What I've done is the following
# creates range of "future dates"
last_historical = YTDSales.index.max()
year_end = dt.datetime(2014,12,30)
DatesEOY = pd.date_range(start=last_historical,end=year_end).shift(1)
# function that obtains a random sales number per product, between max and min
f = lambda x:np.random.randint(x.min(),x.max())
# create all the "future" dates and fill it with the output of f
for i in DatesEOY:
YTDSales.loc[i]=YTDSales.apply(f)
The solution works, but takes about 3 seconds, which is a lot if I plan to 1,000 iterations... Is there a way not to iterate?
Thanks
Use the size option for np.random.randint to get a sample of the needed size all at once.
One approach that I would consider is briefly as follows.
Allocate the space you'll need into a new array that will have index values from DatesEOY, columns from the original DataFrame, and all NaN values.
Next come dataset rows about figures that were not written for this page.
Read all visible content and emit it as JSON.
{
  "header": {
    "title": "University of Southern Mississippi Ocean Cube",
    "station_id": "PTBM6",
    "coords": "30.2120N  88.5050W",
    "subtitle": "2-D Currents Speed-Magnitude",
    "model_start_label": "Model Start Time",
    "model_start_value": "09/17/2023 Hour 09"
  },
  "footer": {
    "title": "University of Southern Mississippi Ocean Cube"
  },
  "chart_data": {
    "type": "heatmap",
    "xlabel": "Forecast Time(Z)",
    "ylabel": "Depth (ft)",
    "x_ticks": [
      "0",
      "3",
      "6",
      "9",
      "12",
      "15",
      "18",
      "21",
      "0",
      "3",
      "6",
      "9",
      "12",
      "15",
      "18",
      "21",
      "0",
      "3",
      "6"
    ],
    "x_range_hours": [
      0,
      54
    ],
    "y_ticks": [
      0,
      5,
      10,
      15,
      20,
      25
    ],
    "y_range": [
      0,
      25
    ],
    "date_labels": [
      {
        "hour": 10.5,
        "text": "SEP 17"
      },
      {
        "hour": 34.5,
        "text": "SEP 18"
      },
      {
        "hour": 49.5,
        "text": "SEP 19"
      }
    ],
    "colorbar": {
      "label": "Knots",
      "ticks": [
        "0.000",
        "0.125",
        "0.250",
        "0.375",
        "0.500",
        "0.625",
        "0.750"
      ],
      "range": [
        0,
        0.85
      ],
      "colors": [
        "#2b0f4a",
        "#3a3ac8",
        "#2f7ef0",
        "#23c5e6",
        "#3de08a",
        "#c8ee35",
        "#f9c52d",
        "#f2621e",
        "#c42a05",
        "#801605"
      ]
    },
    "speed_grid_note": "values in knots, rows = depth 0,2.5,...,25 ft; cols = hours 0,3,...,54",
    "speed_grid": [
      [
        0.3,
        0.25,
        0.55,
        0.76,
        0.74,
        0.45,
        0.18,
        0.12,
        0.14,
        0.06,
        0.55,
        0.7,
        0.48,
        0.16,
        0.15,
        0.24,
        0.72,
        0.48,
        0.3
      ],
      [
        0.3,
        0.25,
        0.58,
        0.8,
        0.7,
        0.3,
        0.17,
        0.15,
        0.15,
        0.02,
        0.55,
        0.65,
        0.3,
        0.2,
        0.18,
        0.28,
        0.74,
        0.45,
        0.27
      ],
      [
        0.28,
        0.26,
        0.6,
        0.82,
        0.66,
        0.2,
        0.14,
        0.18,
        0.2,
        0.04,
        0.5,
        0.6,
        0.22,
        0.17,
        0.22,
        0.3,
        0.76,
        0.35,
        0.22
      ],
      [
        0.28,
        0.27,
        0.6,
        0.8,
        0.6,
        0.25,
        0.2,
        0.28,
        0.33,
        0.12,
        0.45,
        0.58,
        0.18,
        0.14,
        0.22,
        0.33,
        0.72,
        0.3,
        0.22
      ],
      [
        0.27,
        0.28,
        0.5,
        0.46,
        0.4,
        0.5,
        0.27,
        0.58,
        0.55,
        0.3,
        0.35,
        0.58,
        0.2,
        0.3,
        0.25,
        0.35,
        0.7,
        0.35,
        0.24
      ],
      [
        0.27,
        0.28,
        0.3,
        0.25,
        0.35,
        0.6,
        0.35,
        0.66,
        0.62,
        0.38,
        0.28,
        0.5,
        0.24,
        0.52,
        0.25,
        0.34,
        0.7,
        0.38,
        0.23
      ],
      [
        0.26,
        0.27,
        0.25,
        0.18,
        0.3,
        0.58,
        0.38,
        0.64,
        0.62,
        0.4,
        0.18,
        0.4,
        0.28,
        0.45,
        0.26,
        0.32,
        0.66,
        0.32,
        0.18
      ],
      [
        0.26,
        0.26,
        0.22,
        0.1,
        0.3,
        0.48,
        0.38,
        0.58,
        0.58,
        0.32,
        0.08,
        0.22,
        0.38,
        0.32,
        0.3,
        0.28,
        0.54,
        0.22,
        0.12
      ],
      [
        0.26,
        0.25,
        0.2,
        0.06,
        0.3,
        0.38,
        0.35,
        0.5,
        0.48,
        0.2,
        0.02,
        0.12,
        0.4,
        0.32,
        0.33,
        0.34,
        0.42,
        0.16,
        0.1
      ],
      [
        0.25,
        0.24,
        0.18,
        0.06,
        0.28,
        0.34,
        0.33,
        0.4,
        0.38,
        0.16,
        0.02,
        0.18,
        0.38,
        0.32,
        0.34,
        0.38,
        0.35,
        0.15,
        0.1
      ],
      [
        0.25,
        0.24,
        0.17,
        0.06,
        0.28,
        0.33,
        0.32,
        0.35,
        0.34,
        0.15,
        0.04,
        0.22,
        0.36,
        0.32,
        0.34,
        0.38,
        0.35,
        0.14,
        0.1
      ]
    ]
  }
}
Then concatenate onto the original data.
Now that you know the length of each random sample you'll need, use the extra size keyword in numpy.random.randint to sample all at once, per column, instead of looping.
Overwrite the data with this batch sampling.
Here's what this could look like:
new_df = pandas.DataFrame(index=DatesEOY, columns=YTDSales.columns)
num_to_sample = len(new_df)
f = lambda x: np.random.randint(x[1].min(), x[1].max(), num_to_sample)
output = pandas.concat([YTDSales, new_df], axis=0)
output[len(YTDSales):] = np.asarray(map(f, YTDSales.iteritems())).T
Along the way, I choose to make a totally new DataFrame, by concatenating the old one with the new "placeholder" one. This could obviously be inefficient for very large data.
Another way to approach is setting with enlargement as you've done in your for-loop solution.
I did not play around with that approach long enough to figure out how to "enlarge" batches of indexes all at once. But, if you figure that out, you can just "enlarge" the original data frame with all NaN values (at index values from DatesEOY), and then apply the function about to YTDSales instead of bringing output into it at all.